Le non-dit sur la passion d’écrire
- 27 - La première librairie de l’île, la librairie « Je suis » (我在), qui vend des livres d’occasion, a (...)
37En réalité, la passion d’écrire témoigne ironiquement de la limite des ressources culturelles et universitaires de Kinmen. D’un côté, les auteurs sont souvent âgés de plus de 50 ans et n’ont pas bénéficié de conditions idéales pour étudier en raison de la guerre qui a duré de 1949 à 1987. D’un autre côté, la plupart de ceux qui ont pu aller à Taïwan pour faire des études ont décidé d’y rester. Aujourd’hui encore, la majorité des jeunes de Kinmen partent effectuer leurs études supérieures à Taïwan. C’est la raison pour laquelle on en rencontre peu dans l’île. Une jeune femme m’a confié qu’elle préférait rester à Taipei après ses études, car elle considère que Kinmen est sous-développée (落後) : « Nous ne pouvons même pas y trouver une librairie »27 m’a-t-elle dit. L’académie de Wu-Jiang (浯江書院) (fig. 10), récemment restaurée, affiche sur son mur un tableau d’honneur avec la liste des personnalités locales titulaires d’un diplôme de doctorat. Cependant, ces docteurs résident aujourd’hui majoritairement hors de l’île. Avec la fuite des élites, les projets de publications sur l’île ne sont plus menés que par des personnes peu qualifiées ou qui n’ont pas la formation nécessaire. La qualité de leurs ouvrages ne fait en général pas l’objet de discussions, les auteurs et les examinateurs appartenant souvent au même groupe.

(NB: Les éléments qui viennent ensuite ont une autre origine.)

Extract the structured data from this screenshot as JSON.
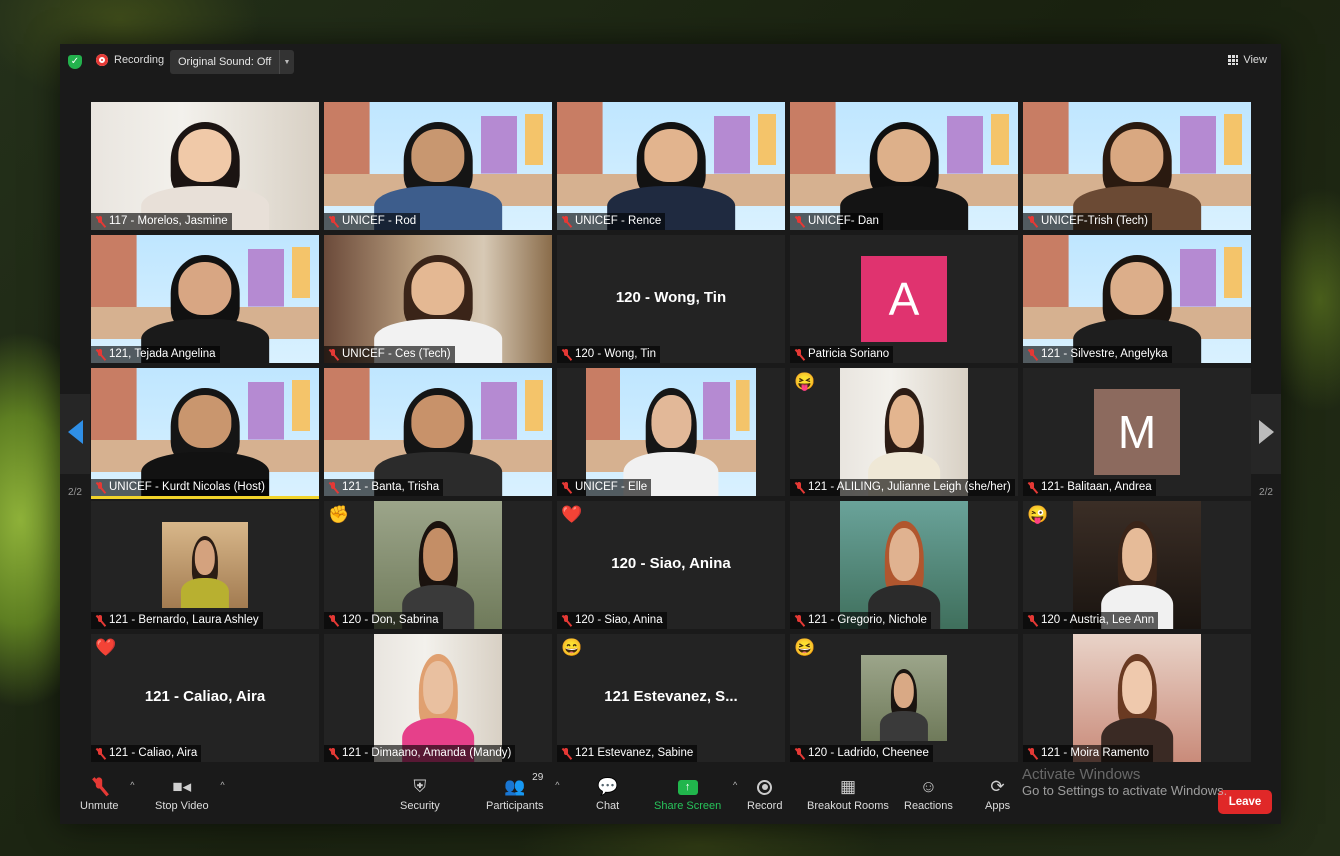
{
  "top": {
    "recording_label": "Recording",
    "sound_label": "Original Sound: Off",
    "view_label": "View"
  },
  "tiles": [
    {
      "name": "117 - Morelos, Jasmine",
      "type": "video",
      "scene": "room",
      "skin": "#f0c9a8",
      "hair": "#1b1412",
      "shirt": "#e8e0d8"
    },
    {
      "name": "UNICEF - Rod",
      "type": "video",
      "scene": "vbg",
      "skin": "#c89770",
      "hair": "#151515",
      "shirt": "#3d5d8c"
    },
    {
      "name": "UNICEF - Rence",
      "type": "video",
      "scene": "vbg",
      "skin": "#e2b48e",
      "hair": "#121212",
      "shirt": "#1f2a40"
    },
    {
      "name": "UNICEF- Dan",
      "type": "video",
      "scene": "vbg",
      "skin": "#ddb08a",
      "hair": "#0f0f0f",
      "shirt": "#141414"
    },
    {
      "name": "UNICEF-Trish (Tech)",
      "type": "video",
      "scene": "vbg",
      "skin": "#d9a881",
      "hair": "#2a1a10",
      "shirt": "#6b4a34"
    },
    {
      "name": "121, Tejada Angelina",
      "type": "video",
      "scene": "vbg",
      "skin": "#d8a683",
      "hair": "#111",
      "shirt": "#1a1a1a"
    },
    {
      "name": "UNICEF - Ces (Tech)",
      "type": "video",
      "scene": "room2",
      "skin": "#e4b893",
      "hair": "#3a2418",
      "shirt": "#f2f2f2"
    },
    {
      "name": "120 - Wong, Tin",
      "type": "name",
      "center": "120 - Wong, Tin"
    },
    {
      "name": "Patricia Soriano",
      "type": "avatar",
      "letter": "A",
      "color": "#e0336f"
    },
    {
      "name": "121 - Silvestre, Angelyka",
      "type": "video",
      "scene": "vbg",
      "skin": "#dcae8a",
      "hair": "#1a1410",
      "shirt": "#1e1e1e"
    },
    {
      "name": "UNICEF - Kurdt Nicolas (Host)",
      "type": "video",
      "scene": "vbg",
      "skin": "#c9966e",
      "hair": "#151515",
      "shirt": "#121212",
      "active": true
    },
    {
      "name": "121 - Banta, Trisha",
      "type": "video",
      "scene": "vbg",
      "skin": "#c8926a",
      "hair": "#151515",
      "shirt": "#2b2b2b"
    },
    {
      "name": "UNICEF - Elle",
      "type": "video",
      "scene": "vbg",
      "crop": "c170",
      "skin": "#e2b898",
      "hair": "#161616",
      "shirt": "#f1f1f1"
    },
    {
      "name": "121 - ALILING, Julianne Leigh (she/her)",
      "type": "video",
      "scene": "room",
      "crop": "c128",
      "skin": "#e3b58f",
      "hair": "#2c1c14",
      "shirt": "#efe8d6",
      "reaction": "😝"
    },
    {
      "name": "121- Balitaan, Andrea",
      "type": "avatar",
      "letter": "M",
      "color": "#8c6a5e"
    },
    {
      "name": "121 - Bernardo, Laura Ashley",
      "type": "video",
      "scene": "warm",
      "crop": "c86",
      "skin": "#d4a27e",
      "hair": "#2a1c14",
      "shirt": "#b8b030"
    },
    {
      "name": "120 - Don, Sabrina",
      "type": "video",
      "scene": "out",
      "crop": "c128",
      "skin": "#c48e66",
      "hair": "#1a120e",
      "shirt": "#3a3a3a",
      "reaction": "✊"
    },
    {
      "name": "120 - Siao, Anina",
      "type": "name",
      "center": "120 - Siao, Anina",
      "reaction": "❤️"
    },
    {
      "name": "121 - Gregorio, Nichole",
      "type": "video",
      "scene": "tree",
      "crop": "c128",
      "skin": "#e0b290",
      "hair": "#b0562e",
      "shirt": "#2b2b2b"
    },
    {
      "name": "120 - Austria, Lee Ann",
      "type": "video",
      "scene": "dark",
      "crop": "c128",
      "skin": "#e6bb98",
      "hair": "#3a2418",
      "shirt": "#f1f1f1",
      "reaction": "😜"
    },
    {
      "name": "121 - Caliao, Aira",
      "type": "name",
      "center": "121 - Caliao, Aira",
      "reaction": "❤️"
    },
    {
      "name": "121 - Dimaano, Amanda (Mandy)",
      "type": "video",
      "scene": "room",
      "crop": "c128",
      "skin": "#e9c0a0",
      "hair": "#e0a070",
      "shirt": "#e6408a"
    },
    {
      "name": "121 Estevanez, Sabine",
      "type": "name",
      "center": "121 Estevanez, S...",
      "reaction": "😄"
    },
    {
      "name": "120 - Ladrido, Cheenee",
      "type": "video",
      "scene": "out",
      "crop": "c86",
      "skin": "#d9a985",
      "hair": "#1a1410",
      "shirt": "#3a3a3a",
      "reaction": "😆"
    },
    {
      "name": "121 - Moira Ramento",
      "type": "video",
      "scene": "pink",
      "crop": "c128",
      "skin": "#efc9ad",
      "hair": "#6a3a22",
      "shirt": "#3a2a24"
    }
  ],
  "paging": {
    "left": "2/2",
    "right": "2/2"
  },
  "toolbar": {
    "unmute": "Unmute",
    "stop_video": "Stop Video",
    "security": "Security",
    "participants": "Participants",
    "participants_count": "29",
    "chat": "Chat",
    "share_screen": "Share Screen",
    "record": "Record",
    "breakout_rooms": "Breakout Rooms",
    "reactions": "Reactions",
    "apps": "Apps",
    "leave": "Leave"
  },
  "watermark": {
    "line1": "Activate Windows",
    "line2": "Go to Settings to activate Windows."
  },
  "colors": {
    "share_green": "#21b64c",
    "leave_red": "#e02828",
    "active_speaker": "#f1d32a"
  }
}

38Comme il n’y a pas de librairie dans l’île, comment circulent ces livres ? D’après Roger Yang, guide du bureau touristique de Kinmen, la publication des livres n’a pas pour objectif de produire une valeur culturelle et ne s’effectue pas dans un intérêt économique. Selon lui, chaque livre est édité en un nombre d’exemplaires limité (entre 200 et 300 exemplaires), une partie est offerte à l’auteur et le reste gardé par l’initiateur du projet (le bureau des Affaires culturelles ou le parc national). « J’ai souvent l’occasion de faire visiter le bureau des Affaires culturelles à des personnages importants » déclare-t-il, poursuivant : « Les livres s’entassent et forment des montagnes dans les stocks, et beaucoup sont tombés par terre. » Je me suis étonnée : « Cela signifie que tous ces livres n’ont presque pas de lecteurs ? » À quoi il a répondu : « Si, toi et moi, puisque tu fais des recherches sur Kinmen, ce sont des sources de première main. Et moi je lis ces livres pour développer mes connaissances en tant que guide. Je ne peux pas imaginer que d’autres puissent trouver un intérêt à ces livres. »
39Si les livres n’ont pas de lecteurs, comment en tirer un bénéfice économique pour l’auteur et l’éditeur ? En consultant le site du bureau des Affaires culturelles, on trouve facilement des appels à projets. Un projet sur l’histoire villageoise de Kinmen est doté d’un budget de 500 000 dollars taïwanais (soit 15 400 euros). Le candidat peut être une personne originaire de Kinmen ou y séjournant, à titre individuel ou collectif. Ainsi, les aides ne sont pas seulement attribuées pour des projets de publications mais aussi pour l’écriture de mémoires et de thèses. Tous les étudiants originaires de Kinmen ou écrivant sur Kinmen peuvent demander ce financement en étant assurés de l’obtenir. Il est de 80 000 dollars taïwanais (2 465 euros) pour un mémoire, 500 000 dollars taïwanais pour une thèse. Pourquoi le gouvernement est-il si généreux à l’égard de ces entreprises culturelles ?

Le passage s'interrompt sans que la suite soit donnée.